DATA LIST FREE/ X1 X2 Y1 Y2 ID.
BEGIN DATA
1 3 2 4 1
1 3 4 3 2
END DATA.

GGRAPH
  /GRAPHDATASET NAME="graphdataset" VARIABLES=X1 Y1 X2 Y2 ID MISSING=LISTWISE REPORTMISSING=NO
  /GRAPHSPEC SOURCE=INLINE.
BEGIN GPL
  SOURCE: s=userSource(id("graphdataset"))
  DATA: X1=col(source(s), name("X1"))
  DATA: Y1=col(source(s), name("Y1"))
  DATA: X2=col(source(s), name("X2"))
  DATA: Y2=col(source(s), name("Y2"))
  DATA: ID=col(source(s), name("ID"))
  GUIDE: axis(dim(1), label("X"))
  GUIDE: axis(dim(2), label("Y"))
  ELEMENT: edge(position((X1*Y1)+(X2*Y2)), shape(shape.arrow))
END GPL.

The magic happens in the call to the edge element, specifically the graph algebra position statement of (X1*Y1)+(X2*Y2). I haven’t read Wilkinson’s Grammar of Graphics, and I will admit with SPSS’s tutorial on graph algebra at the intro to the GPL manual it isn’t clear to me why this works. I believe the best answer I can say is that different elements have different styles to specify coordinates in the graph. For instance interval elements (e.g. bar charts) can take a location in one dimension and an interval in another dimension in the form of X*(Y1+Y2) (see an example in this post of mine on Nabble – I also just found in my notes an example of specifying an edge element in the similar manner to the interval element). This just happens to be a valid form to specify coordinates in edge elements when you aren’t using one of SPSS’s automatic graph layout rendering. I guess it is generically of the form FromNode(X*Y),ToNode(X*Y), but I haven’t seen any documentation for this and all of the examples I had seen in the reference guide utilize a different set of nodes and edges, and then specify a specific type of graph layout.

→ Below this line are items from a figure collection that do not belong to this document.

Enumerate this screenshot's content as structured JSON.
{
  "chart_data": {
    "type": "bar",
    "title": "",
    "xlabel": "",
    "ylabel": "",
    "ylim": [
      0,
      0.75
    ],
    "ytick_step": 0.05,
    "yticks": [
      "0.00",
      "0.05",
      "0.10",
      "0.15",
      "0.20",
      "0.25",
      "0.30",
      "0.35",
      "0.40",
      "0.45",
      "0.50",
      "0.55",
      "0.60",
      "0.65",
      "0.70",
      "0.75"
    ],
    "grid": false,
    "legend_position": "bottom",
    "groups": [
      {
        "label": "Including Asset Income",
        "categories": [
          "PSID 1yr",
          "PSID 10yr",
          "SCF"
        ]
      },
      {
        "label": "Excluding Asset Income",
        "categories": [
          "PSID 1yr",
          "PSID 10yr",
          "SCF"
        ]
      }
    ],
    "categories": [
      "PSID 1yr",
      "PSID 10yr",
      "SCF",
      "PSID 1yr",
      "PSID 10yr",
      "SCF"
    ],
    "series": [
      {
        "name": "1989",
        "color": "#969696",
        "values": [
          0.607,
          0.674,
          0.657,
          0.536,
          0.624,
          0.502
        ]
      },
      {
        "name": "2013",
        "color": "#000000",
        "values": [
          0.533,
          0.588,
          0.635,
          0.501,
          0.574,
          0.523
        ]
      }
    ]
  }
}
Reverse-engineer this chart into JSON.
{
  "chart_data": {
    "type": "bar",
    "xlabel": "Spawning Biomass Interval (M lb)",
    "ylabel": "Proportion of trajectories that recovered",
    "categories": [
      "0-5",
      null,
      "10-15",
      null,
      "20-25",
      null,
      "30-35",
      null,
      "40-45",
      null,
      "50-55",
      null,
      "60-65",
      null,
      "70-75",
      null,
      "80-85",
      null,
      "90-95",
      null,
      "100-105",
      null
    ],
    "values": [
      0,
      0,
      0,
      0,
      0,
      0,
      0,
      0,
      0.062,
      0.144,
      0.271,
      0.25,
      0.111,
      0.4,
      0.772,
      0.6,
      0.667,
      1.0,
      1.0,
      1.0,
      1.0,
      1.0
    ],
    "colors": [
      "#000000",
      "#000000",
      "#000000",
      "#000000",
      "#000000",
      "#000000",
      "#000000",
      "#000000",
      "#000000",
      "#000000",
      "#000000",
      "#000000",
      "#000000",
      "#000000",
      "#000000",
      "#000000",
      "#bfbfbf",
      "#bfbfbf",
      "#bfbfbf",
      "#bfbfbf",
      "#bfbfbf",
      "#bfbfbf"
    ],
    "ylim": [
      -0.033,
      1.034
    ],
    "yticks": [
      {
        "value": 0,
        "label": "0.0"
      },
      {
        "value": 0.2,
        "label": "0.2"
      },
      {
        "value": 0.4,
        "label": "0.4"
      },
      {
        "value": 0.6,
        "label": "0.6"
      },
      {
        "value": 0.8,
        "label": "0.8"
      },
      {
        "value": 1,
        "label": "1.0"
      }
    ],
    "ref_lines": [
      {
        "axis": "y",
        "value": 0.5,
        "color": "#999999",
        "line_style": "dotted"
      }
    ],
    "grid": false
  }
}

Here is another example visualizing a vector flow field. Eventually I would like to be able to superimpose such elements on a map – but that appears to not yet be possible in SPSS.

set seed = 10.
input program.
loop #i = 0 to 10.
loop #j = 0 to 10.
compute X = #i.
compute Y = #j.
*compute or_deg = RV.UNIFORM(0,360).
end case.
end loop.
end loop.
end file.
end input program.
dataset name sim.
execute.

*making orientation vary directly with X & Y attributes.

compute or_deg = 18*X + 18*Y.

*now to make the edge I would figure out the X & Y coordinate with alittle distance added (lets say .01) based on the orientation.
COMPUTE #pi=4*ARTAN(1).
compute or_rad = (or_deg/180)*#pi.
compute distance = .7.
execute.

compute X2 = X + sin(or_rad)*distance.
compute Y2 = Y + cos(or_rad)*distance.
execute.

DATASET ACTIVATE sim.
* Chart Builder.
GGRAPH
  /GRAPHDATASET NAME="graphdataset" VARIABLES=X Y X2 Y2 or_deg MISSING=LISTWISE REPORTMISSING=NO
  /GRAPHSPEC SOURCE=INLINE.
BEGIN GPL
  SOURCE: s=userSource(id("graphdataset"))
  DATA: X=col(source(s), name("X"))
  DATA: Y=col(source(s), name("Y"))
  DATA: X2=col(source(s), name("X2"))
  DATA: Y2=col(source(s), name("Y2"))
  DATA: or_deg=col(source(s), name("or_deg"))
  GUIDE: axis(dim(1), label("X"))
  GUIDE: axis(dim(2), label("Y"))
  ELEMENT: edge(position((X*Y)+(X2*Y2)), shape(shape.arrow))
END GPL.

You can then use other aesthetics in these charts same as usual (color, size, transparency, etc.)